St. Petersburg's development future resides in a document as thick as a phone book compiled over six years and after countless meetings. Called the Land Development Regulations (or LDRs), the document is scheduled to be adopted Thursday by the City Council. Some individuals and groups probably will object to details, particularly the unlimited building height allowed in parts of downtown, but overall it is a thoughtful document.
One goal of the Development Services Department in writing the new regulations was to make them more easily understandable for the general public. With detailed maps, diagrams, photos and charts, the new regulations are certainly approachable. Even more important, the city is trying to codify the diverse wishes and needs of a population that values its neighborhoods at least as much as its booming downtown. Pleasing both developers and residents is difficult, though this document makes a serious effort to do so.
Most of the controversy that remains focuses on the new downtown zoning regulations. Generally bounded by Fifth Avenues N and S and Interstate 275, the downtown has five proposed development zones intended to create a tiered effect. The tallest buildings would go in the downtown center, generally two or three blocks on either side of Central Avenue between First Street and Dr. Martin Luther King Jr. Street. Maximum building height would decrease as construction nears the edges of downtown.
The concept is right. Plus the city would encourage the kind of development it wants though a series of exemptions and bonuses to allow increased density. For example, a project in the downtown core or center could ask for an unlimited floor area ratio (one measure of density). To get it the developer would have to meet some mix of requirements deemed desirable by the city: enclosed and decorative parking facilities; financial support for streetscape improvements, mass transit and affordable housing; public art; historic preservation. In those core and central zones, the buildings could rise well above what currently exists. And it will be easier for a developer to gain increased height and density for office, retail and hotel construction than for another condo tower.
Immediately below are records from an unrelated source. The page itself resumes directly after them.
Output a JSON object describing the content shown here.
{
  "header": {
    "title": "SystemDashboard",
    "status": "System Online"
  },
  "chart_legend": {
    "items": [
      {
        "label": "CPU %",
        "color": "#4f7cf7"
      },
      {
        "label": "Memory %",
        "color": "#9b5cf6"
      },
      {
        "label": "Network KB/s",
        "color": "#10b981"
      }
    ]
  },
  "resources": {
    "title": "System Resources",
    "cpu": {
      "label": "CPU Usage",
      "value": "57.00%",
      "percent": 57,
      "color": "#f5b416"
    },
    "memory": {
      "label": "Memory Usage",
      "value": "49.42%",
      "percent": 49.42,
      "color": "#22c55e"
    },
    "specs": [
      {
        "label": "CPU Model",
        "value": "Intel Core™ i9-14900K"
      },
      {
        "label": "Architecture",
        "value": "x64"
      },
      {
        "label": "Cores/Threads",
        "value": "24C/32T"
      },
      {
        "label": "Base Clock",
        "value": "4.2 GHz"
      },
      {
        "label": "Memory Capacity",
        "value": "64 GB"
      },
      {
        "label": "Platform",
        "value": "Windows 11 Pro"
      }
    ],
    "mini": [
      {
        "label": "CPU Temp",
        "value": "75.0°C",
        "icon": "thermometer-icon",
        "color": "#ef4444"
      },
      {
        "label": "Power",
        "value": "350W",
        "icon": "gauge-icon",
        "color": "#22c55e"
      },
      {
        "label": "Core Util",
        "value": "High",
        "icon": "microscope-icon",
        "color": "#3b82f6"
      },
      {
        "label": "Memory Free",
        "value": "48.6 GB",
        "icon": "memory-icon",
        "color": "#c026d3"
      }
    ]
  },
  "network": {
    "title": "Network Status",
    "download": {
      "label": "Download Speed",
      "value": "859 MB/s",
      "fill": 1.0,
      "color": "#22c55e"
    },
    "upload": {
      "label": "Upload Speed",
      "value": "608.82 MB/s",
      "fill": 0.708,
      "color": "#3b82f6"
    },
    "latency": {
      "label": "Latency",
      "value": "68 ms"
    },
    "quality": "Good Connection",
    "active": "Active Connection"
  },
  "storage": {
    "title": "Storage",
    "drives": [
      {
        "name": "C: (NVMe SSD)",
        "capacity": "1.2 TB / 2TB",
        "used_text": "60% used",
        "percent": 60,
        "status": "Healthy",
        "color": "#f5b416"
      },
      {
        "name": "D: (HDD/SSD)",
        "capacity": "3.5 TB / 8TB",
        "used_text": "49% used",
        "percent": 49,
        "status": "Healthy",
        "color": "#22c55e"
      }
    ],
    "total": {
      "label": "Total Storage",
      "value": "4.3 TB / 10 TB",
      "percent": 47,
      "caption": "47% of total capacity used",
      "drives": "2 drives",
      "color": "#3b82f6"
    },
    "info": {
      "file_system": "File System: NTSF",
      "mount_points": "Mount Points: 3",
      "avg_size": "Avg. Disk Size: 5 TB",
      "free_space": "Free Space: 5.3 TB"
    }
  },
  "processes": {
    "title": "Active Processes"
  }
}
In the development zone that borders neighborhoods to the north and south, building height and density would be limited. Buildings could not exceed 200 feet (75 feet around Mirror Lake) and their floor area ratio would be capped. That is not restrictive enough for some neighborhood representatives, though it should be seen as preferable to the current lack of guidance in those transitional areas of downtown.
No one could argue that the drafting of new development regulations was hasty or excluded the public. Where there was confusion and contention before, there should be more clarity. In the end, that should help developers and residents resolve their differences.
The City Council needs to make sure it has answered reasonable neighborhood fears. It is appropriate to put density in the center of downtown, both in St. Petersburg and in the state's other large cities. That way, inevitable (and desirable) economic growth can occur without negative impacts on residential neighborhoods and suburbs, and the critical mass for better public transit can take shape.
Yet few cities have as strong and historically significant a residential character close to downtown as St. Petersburg. The council needs to ensure this is the right formula to lift the downtown center without harming nearby neighborhoods.